Kassel raised one hand in greeting.
As I looked around the basement in confusion, the warrior’s arm around my waist tightened.

“I… Warrior, are you okay?”

“Huu, yeah.”

The slow fall didn’t look good.

“More than that, Cylon.
There’s Herriot.”

Kassel revealed the identity of the man Reg and Herrin had been dealing with.
There was a momentary lull at the entrance to the crypt.
Herriot, mangled and disheveled by the sylphs, came into view and soon made eye contact.

The frowning face was still unfamiliar.

I hadn’t recognized him in the daylight, but the look on his face told me he was Kassel’s friend.

That was a face that knew me.
It was not simply the count’s guest from the day, but someone I had known for many years.

I immediately cast a binding spell on Herriot.


A scream echoed through the basement.
I frowned at the noise, and then the warrior’s rough hand knocked Herriot unconscious.

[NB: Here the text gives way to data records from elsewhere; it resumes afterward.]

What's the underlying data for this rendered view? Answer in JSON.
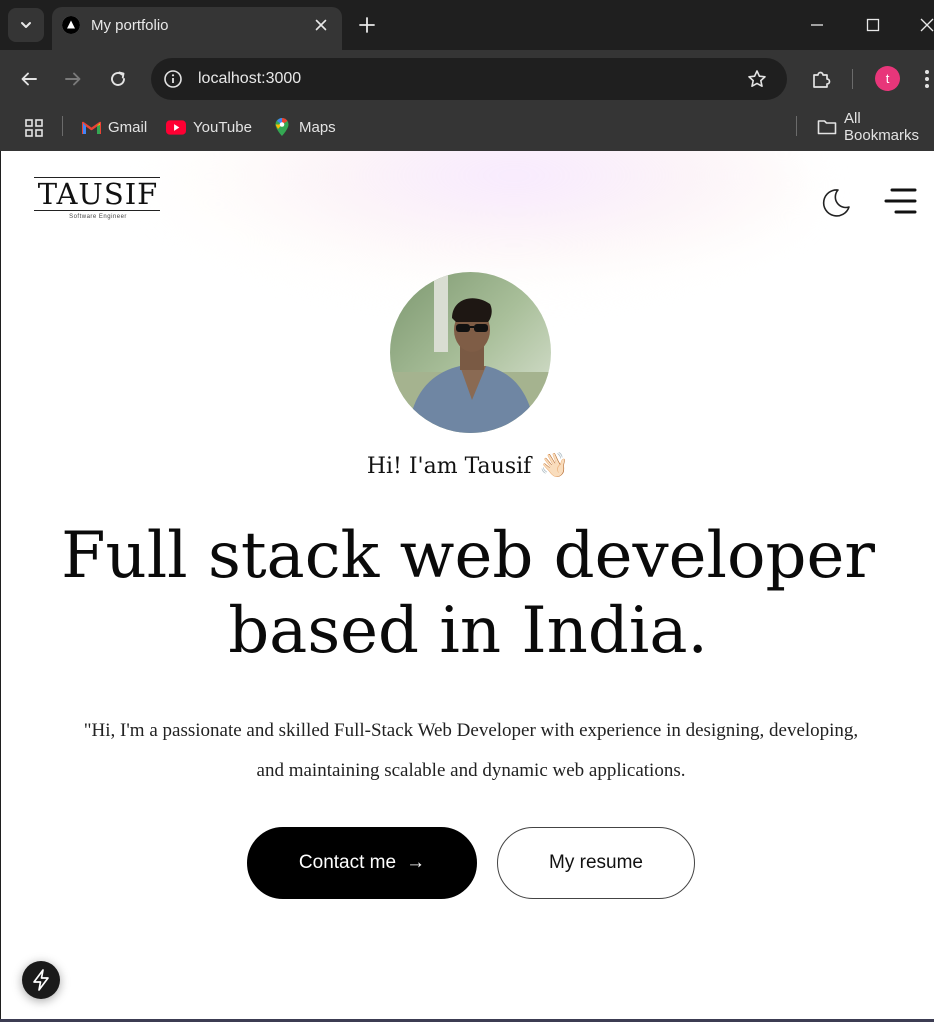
{
  "browser": {
    "tab_title": "My portfolio",
    "url": "localhost:3000",
    "profile_initial": "t",
    "bookmarks": [
      {
        "label": "Gmail",
        "icon": "gmail-icon"
      },
      {
        "label": "YouTube",
        "icon": "youtube-icon"
      },
      {
        "label": "Maps",
        "icon": "maps-icon"
      }
    ],
    "all_bookmarks_label": "All Bookmarks"
  },
  "site": {
    "logo_name": "TAUSIF",
    "logo_tagline": "Software Engineer",
    "greeting": "Hi! I'am Tausif",
    "greeting_emoji": "👋🏻",
    "headline_line1": "Full stack web developer",
    "headline_line2": "based in India.",
    "intro": "\"Hi, I'm a passionate and skilled Full-Stack Web Developer with experience in designing, developing, and maintaining scalable and dynamic web applications.",
    "contact_label": "Contact me",
    "contact_arrow": "→",
    "resume_label": "My resume"
  },
  "colors": {
    "chrome_dark": "#1f1f1f",
    "chrome_mid": "#353535",
    "profile_pink": "#e8367a",
    "button_black": "#000000"
  }
}
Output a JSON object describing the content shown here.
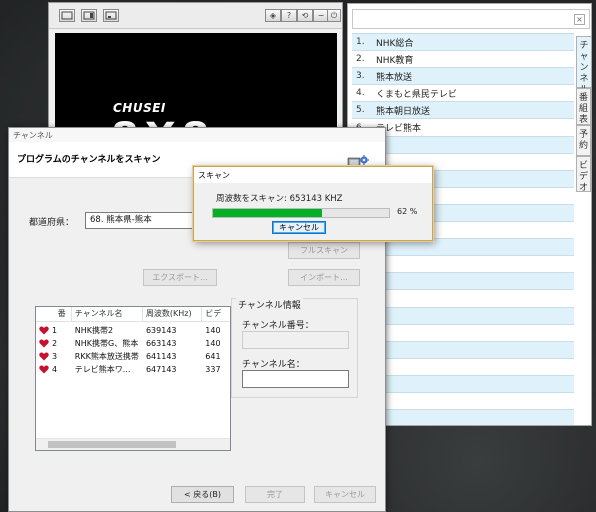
{
  "player": {
    "logo_small": "CHUSEI",
    "logo_big": "8X8",
    "toolbar_icons": [
      "view-single-icon",
      "view-split-icon",
      "view-picture-icon",
      "home-icon",
      "help-icon",
      "restore-icon",
      "minimize-icon",
      "power-icon"
    ],
    "toolbar_glyphs": [
      "◈",
      "?",
      "⟲",
      "−",
      "⏻"
    ]
  },
  "channel_panel": {
    "clear_glyph": "×",
    "channels": [
      {
        "num": "1.",
        "name": "NHK総合"
      },
      {
        "num": "2.",
        "name": "NHK教育"
      },
      {
        "num": "3.",
        "name": "熊本放送"
      },
      {
        "num": "4.",
        "name": "くまもと県民テレビ"
      },
      {
        "num": "5.",
        "name": "熊本朝日放送"
      },
      {
        "num": "6.",
        "name": "テレビ熊本"
      },
      {
        "num": "",
        "name": ""
      },
      {
        "num": "",
        "name": ""
      },
      {
        "num": "",
        "name": ""
      },
      {
        "num": "",
        "name": ""
      },
      {
        "num": "",
        "name": ""
      },
      {
        "num": "",
        "name": ""
      },
      {
        "num": "",
        "name": ""
      },
      {
        "num": "",
        "name": ""
      },
      {
        "num": "",
        "name": ""
      },
      {
        "num": "",
        "name": ""
      },
      {
        "num": "",
        "name": ""
      },
      {
        "num": "",
        "name": ""
      },
      {
        "num": "",
        "name": ""
      },
      {
        "num": "",
        "name": ""
      },
      {
        "num": "",
        "name": ""
      },
      {
        "num": "",
        "name": ""
      },
      {
        "num": "",
        "name": ""
      }
    ],
    "tabs": [
      "チャンネル",
      "番組表",
      "予約",
      "ビデオ"
    ]
  },
  "scan_dialog": {
    "window_title": "チャンネル",
    "header_title": "プログラムのチャンネルをスキャン",
    "prefecture_label": "都道府県：",
    "prefecture_value": "68. 熊本県-熊本",
    "full_scan_label": "フルスキャン",
    "export_label": "エクスポート...",
    "import_label": "インポート...",
    "columns": [
      "番",
      "チャンネル名",
      "周波数(KHz)",
      "ビデ"
    ],
    "rows": [
      {
        "num": "1",
        "name": "NHK携帯2",
        "freq": "639143",
        "video": "140"
      },
      {
        "num": "2",
        "name": "NHK携帯G、熊本",
        "freq": "663143",
        "video": "140"
      },
      {
        "num": "3",
        "name": "RKK熊本放送携帯",
        "freq": "641143",
        "video": "641"
      },
      {
        "num": "4",
        "name": "テレビ熊本ワ...",
        "freq": "647143",
        "video": "337"
      }
    ],
    "info_group_label": "チャンネル情報",
    "channel_number_label": "チャンネル番号：",
    "channel_name_label": "チャンネル名：",
    "back_label": "< 戻る(B)",
    "finish_label": "完了",
    "cancel_label": "キャンセル"
  },
  "progress_dialog": {
    "title": "スキャン",
    "status_text": "周波数をスキャン: 653143 KHZ",
    "progress_percent": 62,
    "percent_text": "62 %",
    "cancel_label": "キャンセル"
  },
  "colors": {
    "progress_fill": "#06b025",
    "list_row_alt": "#dff1fa",
    "heart": "#c8102e"
  }
}
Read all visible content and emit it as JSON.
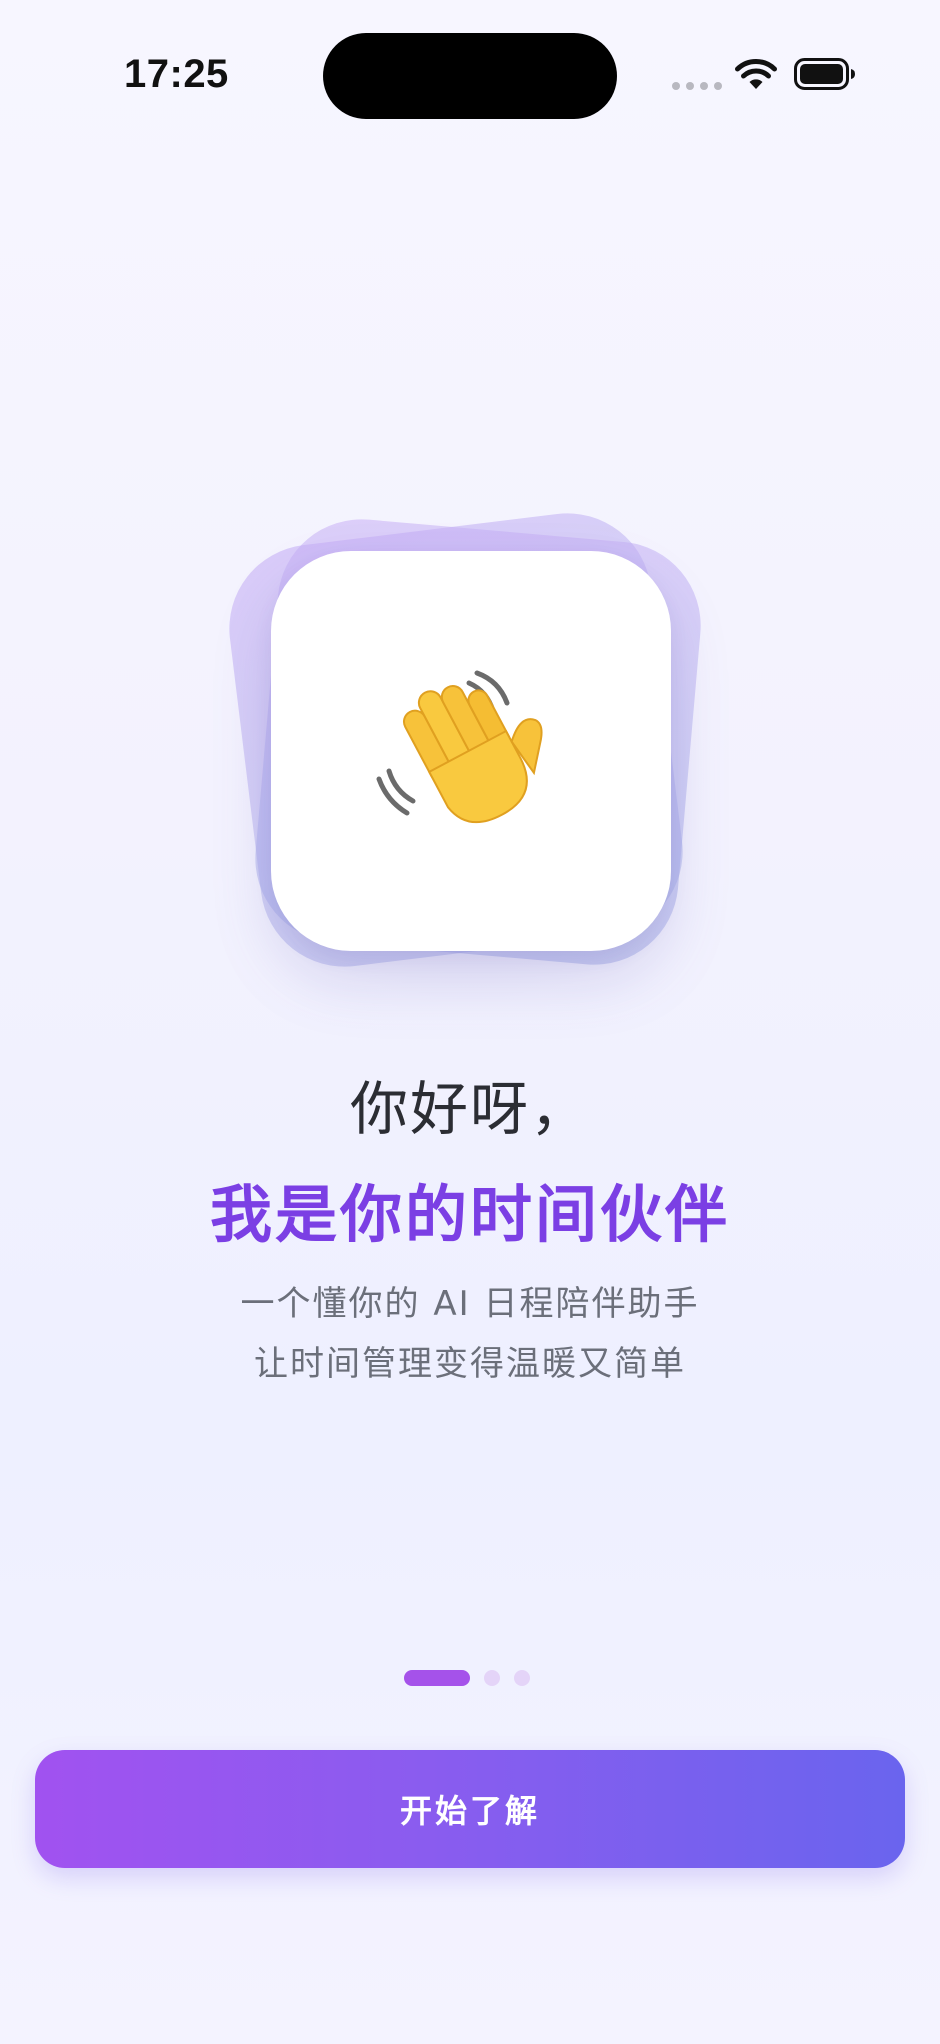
{
  "status_bar": {
    "time": "17:25",
    "icons": [
      "cellular-signal-icon",
      "wifi-icon",
      "battery-icon"
    ]
  },
  "hero": {
    "emoji": "👋",
    "icon": "waving-hand-icon"
  },
  "greeting": "你好呀，",
  "headline": "我是你的时间伙伴",
  "subtitle_line1": "一个懂你的 AI 日程陪伴助手",
  "subtitle_line2": "让时间管理变得温暖又简单",
  "pager": {
    "total_pages": 3,
    "current_page": 1
  },
  "cta_label": "开始了解",
  "colors": {
    "headline": "#7b3fe4",
    "cta_gradient_start": "#a152f0",
    "cta_gradient_end": "#6a64ee",
    "pager_active": "#a552ea",
    "pager_inactive": "#e4d4f8"
  }
}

As mages themselves, Dean Chas’ students weren’t particularly good at magic.
Their focus on ‘mages’ and ‘magic’ rather than on superior magic led to this.
That’s why even the less skilled Herrin and Regs were able to stop Herriot.

Herriot’s mangled state was a testament to the intensity of the fight.

“Do you have any rope, Cylon?”

The warrior asked, looking down at the stunned Herriot.

“I do have one….”

“Then let’s tie him with a rope.”

Obediently, I pulled a rope from subspace.

The warrior who took the rope from me spoke.

“If we use magic for too long, Cylon will get tired.”

His face was sweet with worry.

I nodded.
He had a point.

I hadn’t finished playing the role of a novice mage.
A novice mage would be exhausted from using that much magic for that long.
Phew, I was in trouble.

Kassel looked disgusted, so I gave him a sign to be quiet.
I’ll have to shut him up when I get the chance.